Pria itu hanya diam di tempat, sambil menatap nakal ke arah Venus. Dia paham dengan apa yang dikatakan oleh wanita di depannya, ditambah dengan suara Venus sehingga reflek teringat dengan wanita yang tidur dengannya semalam.
Pakio mengenakan setelan jas hitam dan kemeja putih yang rapi. Semua kancing kemeja dikancingkan dengan hati-hati. Dia memiliki wajah yang tampan dan temperamen yang acuh tak acuh. Dia terlihat sangat dingin dan tidak peduli.
Namun, ada yang lebih penting daripada menanyakan kedatangan pria itu. “L-lepas. Apa yang kau lakukan?” tanya Venus sambil berusaha melepaskan cengkraman tangan Pakio dari pergelangan tangannya.

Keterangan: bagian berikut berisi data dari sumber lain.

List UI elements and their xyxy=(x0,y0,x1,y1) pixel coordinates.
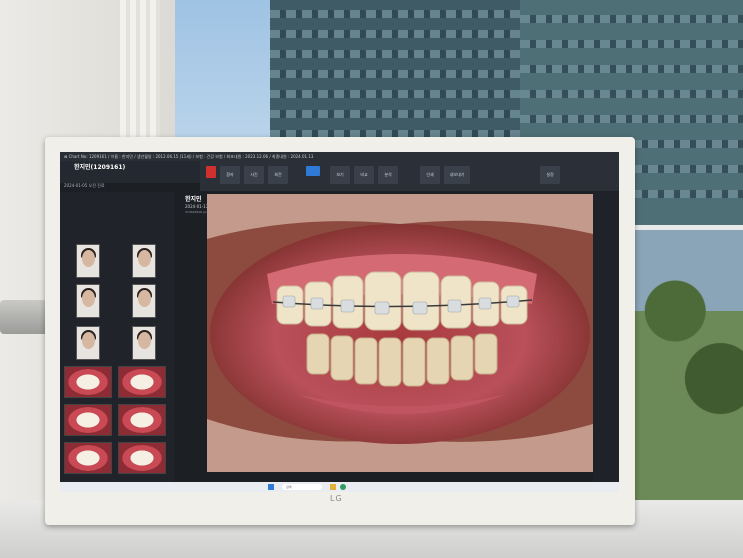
toolbar-button[interactable]: 회전 xyxy=(268,166,288,184)
taskbar-search[interactable]: 검색 xyxy=(282,484,322,490)
face-photo-thumb[interactable] xyxy=(132,284,156,318)
trees xyxy=(630,230,743,500)
intraoral-photo-thumb[interactable] xyxy=(118,404,166,436)
face-photo-thumb[interactable] xyxy=(76,326,100,360)
app-title-bar: ⊠ Chart No: 1209161 / 이름 : 한지민 / 생년월일 : … xyxy=(60,152,619,161)
toolbar-button[interactable]: 사진 xyxy=(244,166,264,184)
lg-logo: LG xyxy=(330,494,343,503)
face-photo-thumb[interactable] xyxy=(132,326,156,360)
photo-patient-name: 한지민 xyxy=(185,196,202,203)
toolbar-button[interactable]: 보기 xyxy=(330,166,350,184)
teeth-braces-photo xyxy=(207,194,593,472)
face-photo-thumb[interactable] xyxy=(76,284,100,318)
intraoral-photo[interactable] xyxy=(207,194,593,472)
face-photo-thumb[interactable] xyxy=(132,244,156,278)
face-photo-thumb[interactable] xyxy=(76,244,100,278)
toolbar-button[interactable]: 설정 xyxy=(540,166,560,184)
folder-icon[interactable] xyxy=(330,484,336,490)
toolbar-button[interactable]: 비교 xyxy=(354,166,374,184)
intraoral-photo-thumb[interactable] xyxy=(64,442,112,474)
window-lower xyxy=(630,230,743,500)
active-tool-button[interactable] xyxy=(306,166,320,176)
toolbar: 환자 사진 회전 보기 비교 분석 인쇄 내보내기 설정 xyxy=(200,161,619,191)
browser-icon[interactable] xyxy=(340,484,346,490)
windows-start-icon[interactable] xyxy=(268,484,274,490)
monitor-screen: ⊠ Chart No: 1209161 / 이름 : 한지민 / 생년월일 : … xyxy=(60,152,619,492)
right-info-panel xyxy=(593,192,619,482)
intraoral-photo-thumb[interactable] xyxy=(64,366,112,398)
record-button[interactable] xyxy=(206,166,216,178)
toolbar-button[interactable]: 환자 xyxy=(220,166,240,184)
toolbar-button[interactable]: 내보내기 xyxy=(444,166,470,184)
intraoral-photo-thumb[interactable] xyxy=(118,442,166,474)
toolbar-button[interactable]: 분석 xyxy=(378,166,398,184)
intraoral-photo-thumb[interactable] xyxy=(118,366,166,398)
visit-date: 2024-01-05 오전 진료 xyxy=(64,183,105,188)
patient-name[interactable]: 한지민(1209161) xyxy=(74,162,125,171)
photo-size: 3744x5616 px xyxy=(185,210,207,214)
intraoral-photo-thumb[interactable] xyxy=(64,404,112,436)
thumbnail-panel xyxy=(60,192,174,482)
toolbar-button[interactable]: 인쇄 xyxy=(420,166,440,184)
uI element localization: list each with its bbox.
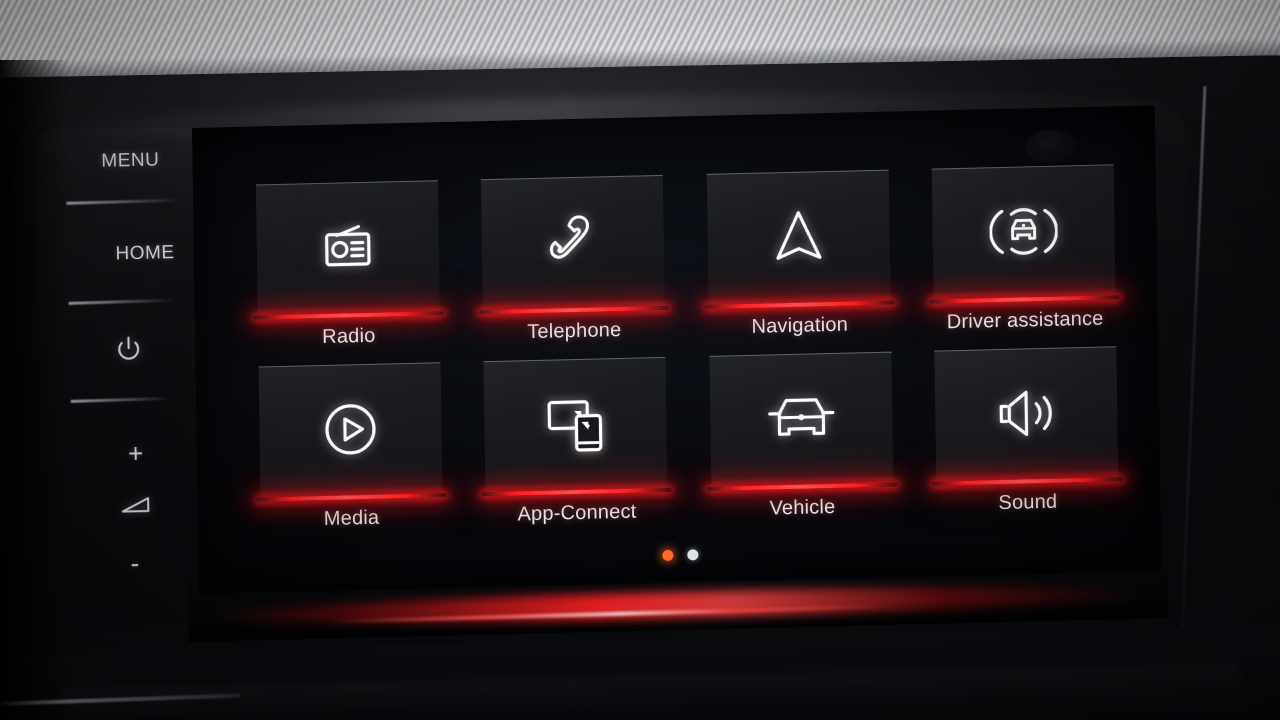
volume-up-label: + <box>127 437 145 469</box>
tile-sound-button[interactable] <box>934 346 1119 479</box>
hard-key-column: MENU HOME + - <box>66 127 204 600</box>
infotainment-scene: MENU HOME + - Radio Telephone Navigation… <box>0 0 1280 720</box>
navigation-arrow-icon <box>759 200 838 272</box>
key-divider-2 <box>68 298 173 305</box>
tile-app-connect[interactable]: App-Connect <box>473 356 679 528</box>
tile-label-vehicle: Vehicle <box>769 495 836 520</box>
app-connect-icon <box>536 388 615 460</box>
driver-assistance-icon <box>984 195 1063 267</box>
left-shadow-gradient <box>0 60 70 720</box>
speaker-icon <box>987 377 1066 449</box>
home-tile-grid: Radio Telephone Navigation Driver assist… <box>245 164 1130 533</box>
touchscreen-display[interactable]: Radio Telephone Navigation Driver assist… <box>192 105 1162 594</box>
volume-down-label: - <box>130 547 141 579</box>
tile-driver-assistance-button[interactable] <box>931 164 1116 297</box>
tile-app-connect-button[interactable] <box>483 356 668 490</box>
tile-telephone[interactable]: Telephone <box>470 174 676 346</box>
light-sensor <box>1025 129 1078 165</box>
page-dot-2[interactable] <box>686 549 698 561</box>
tile-label-media: Media <box>323 506 380 531</box>
tile-telephone-button[interactable] <box>481 174 665 308</box>
menu-button-label: MENU <box>101 149 160 172</box>
play-circle-icon <box>311 393 390 465</box>
tile-media-button[interactable] <box>258 362 443 495</box>
home-button-label: HOME <box>115 242 175 265</box>
tile-label-navigation: Navigation <box>751 313 849 338</box>
tile-vehicle-button[interactable] <box>709 351 894 484</box>
tile-sound[interactable]: Sound <box>924 346 1130 517</box>
key-divider-1 <box>66 198 179 205</box>
page-dot-1-active[interactable] <box>661 549 673 562</box>
tile-navigation-button[interactable] <box>706 169 891 302</box>
tile-label-telephone: Telephone <box>527 318 622 344</box>
car-front-icon <box>762 382 841 454</box>
key-divider-3 <box>70 396 169 403</box>
tile-navigation[interactable]: Navigation <box>696 169 902 340</box>
phone-handset-icon <box>533 206 612 278</box>
tile-driver-assistance[interactable]: Driver assistance <box>921 164 1127 335</box>
page-indicator[interactable] <box>198 538 1161 572</box>
radio-icon <box>308 211 387 283</box>
tile-radio[interactable]: Radio <box>245 180 451 351</box>
tile-radio-button[interactable] <box>255 180 440 313</box>
tile-label-app-connect: App-Connect <box>517 500 637 526</box>
tile-vehicle[interactable]: Vehicle <box>698 351 904 522</box>
tile-label-driver-assistance: Driver assistance <box>946 307 1104 334</box>
tile-label-radio: Radio <box>322 324 376 348</box>
tile-media[interactable]: Media <box>248 362 454 533</box>
tile-label-sound: Sound <box>998 490 1058 515</box>
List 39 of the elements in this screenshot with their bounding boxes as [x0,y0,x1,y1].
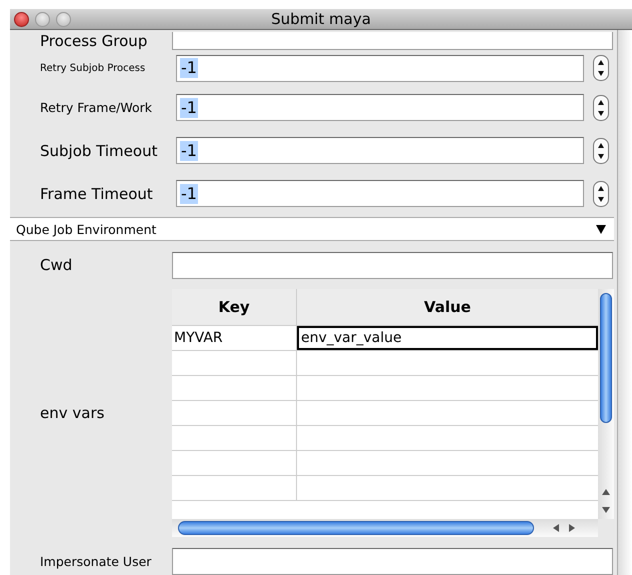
table-cell[interactable]: env_var_value [297,326,598,350]
field-label: Subjob Timeout [39,142,158,160]
column-header[interactable]: Key [172,289,297,325]
stepper-icon[interactable] [593,94,609,120]
scroll-left-icon[interactable] [552,524,560,532]
close-button[interactable] [14,12,29,26]
stepper-icon[interactable] [593,180,609,206]
column-header[interactable]: Value [297,289,598,325]
text-field[interactable] [172,32,613,50]
field-label: Cwd [39,256,74,274]
field-label: Frame Timeout [39,184,154,202]
stepper-icon[interactable] [593,55,609,81]
field-label: Process Group [39,32,148,50]
number-field[interactable]: -1 [176,94,584,121]
scroll-down-icon[interactable] [602,506,610,514]
field-label: Impersonate User [39,554,152,571]
number-field[interactable]: -1 [176,180,584,207]
table-cell[interactable]: MYVAR [172,326,297,350]
window-scrollbar[interactable] [617,30,632,575]
number-field[interactable]: -1 [176,137,584,164]
triangle-down-icon[interactable] [596,224,606,234]
field-value: -1 [180,98,198,118]
number-field[interactable]: -1 [176,54,584,82]
field-value: -1 [180,184,198,204]
text-field[interactable] [172,548,613,575]
scroll-right-icon[interactable] [568,524,576,532]
scroll-up-icon[interactable] [602,488,610,496]
field-label: Retry Subjob Process [39,62,146,74]
vertical-scrollbar[interactable] [598,289,614,519]
horizontal-scrollbar[interactable] [172,519,598,537]
stepper-icon[interactable] [593,138,609,164]
section-header[interactable]: Qube Job Environment [10,217,614,241]
field-value: -1 [180,58,198,78]
field-value: -1 [180,140,198,160]
section-title: Qube Job Environment [16,222,156,236]
window-title: Submit maya [271,10,371,28]
text-field[interactable] [172,252,613,278]
field-label: env vars [39,404,106,422]
field-label: Retry Frame/Work [39,100,154,115]
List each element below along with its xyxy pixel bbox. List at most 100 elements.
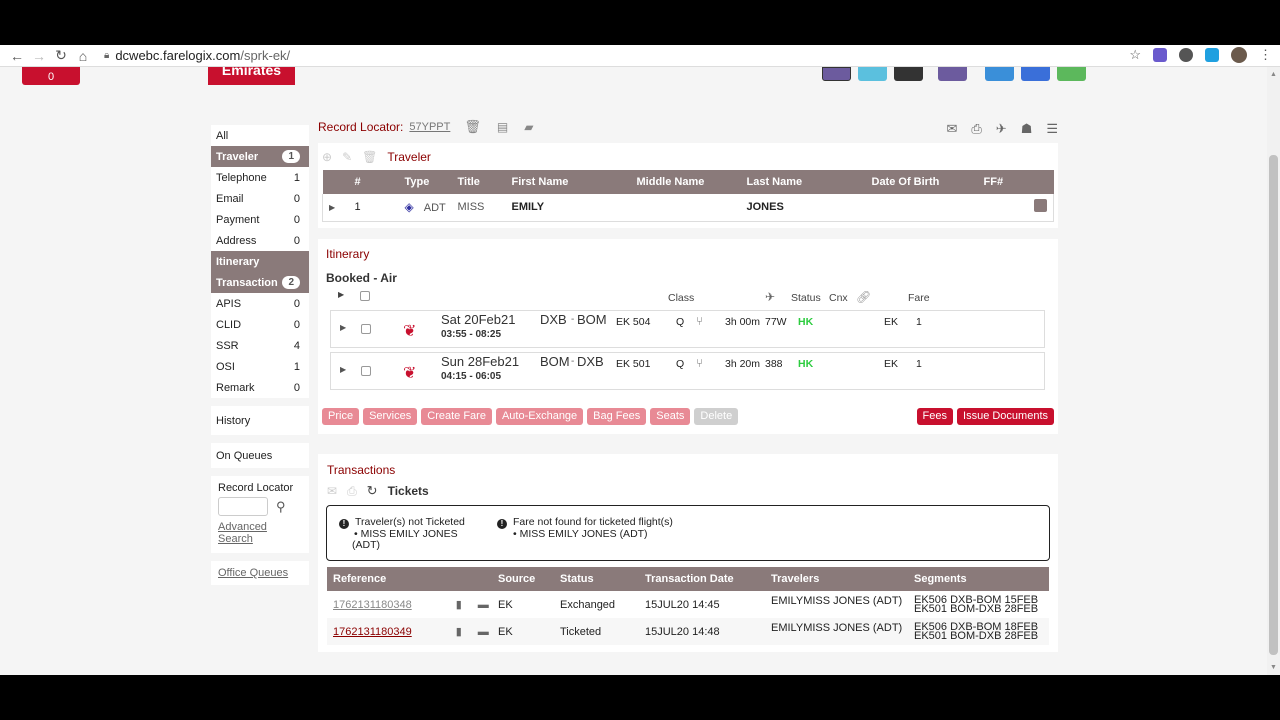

Pakio hanya diam menatap lebih dalam ke mata Venus yang berada di hadapannya saat ini. Pakio bisa melihat emosi Venus di sana, benci, marah, jijik, dan ingin memberikan pelajaran pada orang yang telah mengkhianatinya.
“Lepaskan. Aku harus menemui mereka berdua,” seru Venus tetapi kekuatannya kalah jauh dari Pakio yang tidak memberikannya izin pergi. Tidak ada satupun kalimat keluar dari mulut Pakio.
“Aku bilang lepaskan,” ucap Venus penuh emosi. “Mereka berdua harus diberikan pelajaran,” tambah Venus.
Seberapa kerasnya Venus berusaha lolos, sia-sia saja. Pakio benar-benar tidak memberikan ruang agar dia keluar dari dalam lift.
“Lepaskan. Aku harus menemui mereka.” Lagi-lagi Venus memohon agar dilepaskan.
“Berhentilah memberontak! Kau akan terluka!” bentak Pakio menatap mata Venus dengan penuh harap. “Apa yang kau lakukan setelah menemui mereka? Apa kau ingin mengamuk dan dilihat oleh semua tamu yang ada di hotel ini? Bukankah kau tidak ingin orang lain tahu mengenai kehidupan rumah tanggamu yang tengah hancur?”
Venus terdiam. Saat melihat suaminya datang bersama Ellina, di dalam pikirannya hanya ingin memberi pelajaran pada dua orang yang tengah berselingkuh itu.
“Apa pria itu suamimu? Jika iya, jangan lakukan hal bodoh seperti yang kau pikirkan. Bercerailah, jadilah wanitaku,” ucap Pakio dengan tegas dengan suara yang begitu serius membuat Venus terdiam.